Kazakhstan Busts Illegal Crypto Mining Organization, Detains Dozens
Authorities in Kazakhstan have arrested a group of “criminally oriented individuals” and former convicts who pressured people savvy in information and crypto technology to run illegal installations for cryptocurrency production. Many of the apprehended 23 people had a background in debt-collecting and extortion, the country’s Interior Ministry said in a statement this week.
The gang was making estimated profits in the range of $300,000 to 500,000 each month as a result of their unauthorized crypto mining activities, the department further revealed. During searches, police found a number of weapons, including pistols, ammunition and a Kalashnikov assault rifle. One of the gang members turned out to be an army serviceman.
Investigators were able to establish that the undertaking was quite sophisticated, an indication that the group was not working entirely on its own, the news outlet Eurasianet noted in a report. Over the past few months, it has emerged that major mining operations in Kazakhstan were linked to high-ranking officials and powerful businessmen, added the online portal which covers developments in the region.

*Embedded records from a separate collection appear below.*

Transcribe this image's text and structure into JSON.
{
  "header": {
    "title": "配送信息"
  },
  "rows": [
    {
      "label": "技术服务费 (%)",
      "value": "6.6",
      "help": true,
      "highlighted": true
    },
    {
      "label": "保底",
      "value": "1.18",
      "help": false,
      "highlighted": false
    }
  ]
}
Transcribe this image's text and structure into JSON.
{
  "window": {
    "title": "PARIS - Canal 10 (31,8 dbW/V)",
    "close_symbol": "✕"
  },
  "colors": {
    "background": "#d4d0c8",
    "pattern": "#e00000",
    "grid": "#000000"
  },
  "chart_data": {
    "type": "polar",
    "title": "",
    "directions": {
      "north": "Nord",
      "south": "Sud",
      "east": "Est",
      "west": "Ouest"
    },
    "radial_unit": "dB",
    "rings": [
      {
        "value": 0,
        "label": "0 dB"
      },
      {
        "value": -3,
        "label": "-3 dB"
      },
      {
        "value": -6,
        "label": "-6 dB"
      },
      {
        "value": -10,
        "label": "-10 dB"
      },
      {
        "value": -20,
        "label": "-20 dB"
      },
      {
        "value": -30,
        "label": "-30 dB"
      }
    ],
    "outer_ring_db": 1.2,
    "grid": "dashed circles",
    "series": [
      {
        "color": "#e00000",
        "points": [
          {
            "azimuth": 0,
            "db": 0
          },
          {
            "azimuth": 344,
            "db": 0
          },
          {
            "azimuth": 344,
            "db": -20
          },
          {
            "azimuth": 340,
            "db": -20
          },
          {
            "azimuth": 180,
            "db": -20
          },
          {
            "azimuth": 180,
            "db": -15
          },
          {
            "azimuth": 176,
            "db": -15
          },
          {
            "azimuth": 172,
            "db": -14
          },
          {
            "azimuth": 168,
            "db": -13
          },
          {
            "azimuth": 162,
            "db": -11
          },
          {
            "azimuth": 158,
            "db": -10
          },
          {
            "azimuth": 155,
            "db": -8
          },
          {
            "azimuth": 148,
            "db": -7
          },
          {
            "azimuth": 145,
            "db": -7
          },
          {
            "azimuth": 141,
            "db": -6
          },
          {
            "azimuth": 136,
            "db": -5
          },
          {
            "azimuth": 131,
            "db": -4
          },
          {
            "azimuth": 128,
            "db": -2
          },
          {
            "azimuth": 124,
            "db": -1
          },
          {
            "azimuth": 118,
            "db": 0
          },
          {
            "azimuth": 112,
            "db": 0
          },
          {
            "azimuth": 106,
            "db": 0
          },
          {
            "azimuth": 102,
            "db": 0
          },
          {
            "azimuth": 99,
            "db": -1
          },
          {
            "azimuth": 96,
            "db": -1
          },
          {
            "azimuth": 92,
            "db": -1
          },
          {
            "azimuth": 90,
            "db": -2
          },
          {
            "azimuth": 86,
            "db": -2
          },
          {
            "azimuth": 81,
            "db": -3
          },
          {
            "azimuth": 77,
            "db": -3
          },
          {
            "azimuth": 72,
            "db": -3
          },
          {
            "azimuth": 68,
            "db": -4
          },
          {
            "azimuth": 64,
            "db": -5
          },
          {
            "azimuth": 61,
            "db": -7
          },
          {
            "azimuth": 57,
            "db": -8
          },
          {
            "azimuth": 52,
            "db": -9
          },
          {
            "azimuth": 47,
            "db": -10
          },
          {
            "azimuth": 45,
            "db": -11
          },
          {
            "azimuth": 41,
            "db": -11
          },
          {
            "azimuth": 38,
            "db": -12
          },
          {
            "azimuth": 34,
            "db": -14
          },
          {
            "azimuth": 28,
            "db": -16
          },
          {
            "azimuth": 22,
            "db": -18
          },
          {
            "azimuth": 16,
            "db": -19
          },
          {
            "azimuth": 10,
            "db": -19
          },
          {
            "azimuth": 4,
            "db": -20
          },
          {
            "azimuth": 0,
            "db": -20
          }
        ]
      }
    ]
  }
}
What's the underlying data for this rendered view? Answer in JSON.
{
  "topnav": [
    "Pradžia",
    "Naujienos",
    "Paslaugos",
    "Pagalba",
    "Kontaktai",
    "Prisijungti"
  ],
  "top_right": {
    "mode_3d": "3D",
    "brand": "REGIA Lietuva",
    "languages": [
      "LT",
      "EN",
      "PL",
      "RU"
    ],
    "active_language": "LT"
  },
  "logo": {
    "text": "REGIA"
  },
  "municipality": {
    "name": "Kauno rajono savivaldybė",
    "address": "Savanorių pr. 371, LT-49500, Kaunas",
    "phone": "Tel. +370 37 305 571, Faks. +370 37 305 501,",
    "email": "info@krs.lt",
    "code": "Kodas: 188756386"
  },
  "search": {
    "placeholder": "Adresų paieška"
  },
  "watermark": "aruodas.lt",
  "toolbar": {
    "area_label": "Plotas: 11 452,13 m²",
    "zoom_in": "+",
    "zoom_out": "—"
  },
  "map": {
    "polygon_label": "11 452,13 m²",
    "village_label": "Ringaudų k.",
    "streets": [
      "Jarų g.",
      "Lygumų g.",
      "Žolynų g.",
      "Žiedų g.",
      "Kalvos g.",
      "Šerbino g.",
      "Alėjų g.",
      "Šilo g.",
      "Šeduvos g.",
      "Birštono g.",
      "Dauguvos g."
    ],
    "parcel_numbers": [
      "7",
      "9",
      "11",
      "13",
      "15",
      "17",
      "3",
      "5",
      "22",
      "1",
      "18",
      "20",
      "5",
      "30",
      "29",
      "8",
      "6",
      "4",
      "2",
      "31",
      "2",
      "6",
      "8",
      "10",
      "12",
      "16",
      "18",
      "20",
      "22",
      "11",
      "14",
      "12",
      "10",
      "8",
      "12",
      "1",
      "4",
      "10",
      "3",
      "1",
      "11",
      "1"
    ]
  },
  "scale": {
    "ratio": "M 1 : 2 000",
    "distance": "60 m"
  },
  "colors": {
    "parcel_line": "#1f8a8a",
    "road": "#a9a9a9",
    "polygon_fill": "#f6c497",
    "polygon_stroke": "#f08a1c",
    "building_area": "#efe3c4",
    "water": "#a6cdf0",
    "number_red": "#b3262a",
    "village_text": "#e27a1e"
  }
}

Kazakhstan became a crypto mining hotspot after China cracked down on the industry in May, last year. Mining companies were attracted by its low electricity rates but their influx caused an increasing energy deficit. The government in Nur-Sultan responded by taking steps to reduce the consumption in the sector by cutting power supply to licensed mining enterprises on a number of occasions, increasing a tax levy, and going after illegal miners.
This spring, the Financial Monitoring Agency discovered and shut down more than 100 underground mining farms. Commenting on the offensive, the agency remarked that among their operators were firms affiliated with Bolat Nazarbayev, brother of Kazakhstan’s ex-president, Nursultan Nazarbayev, and Alexander Klebanov who heads the Central Asian Electricity Corporation.
Some of the other closed down facilities were linked to Kairat Sharipbayev, who is the former chairman of the national gas distribution company Qazaqgaz and is believed to be married to Nazarbayev’s eldest daughter, Dariga. Yerlan Nigmatulin, brother of the former speaker of the lower house of parliament, is also suspected of having profited from unauthorized mining, the report details.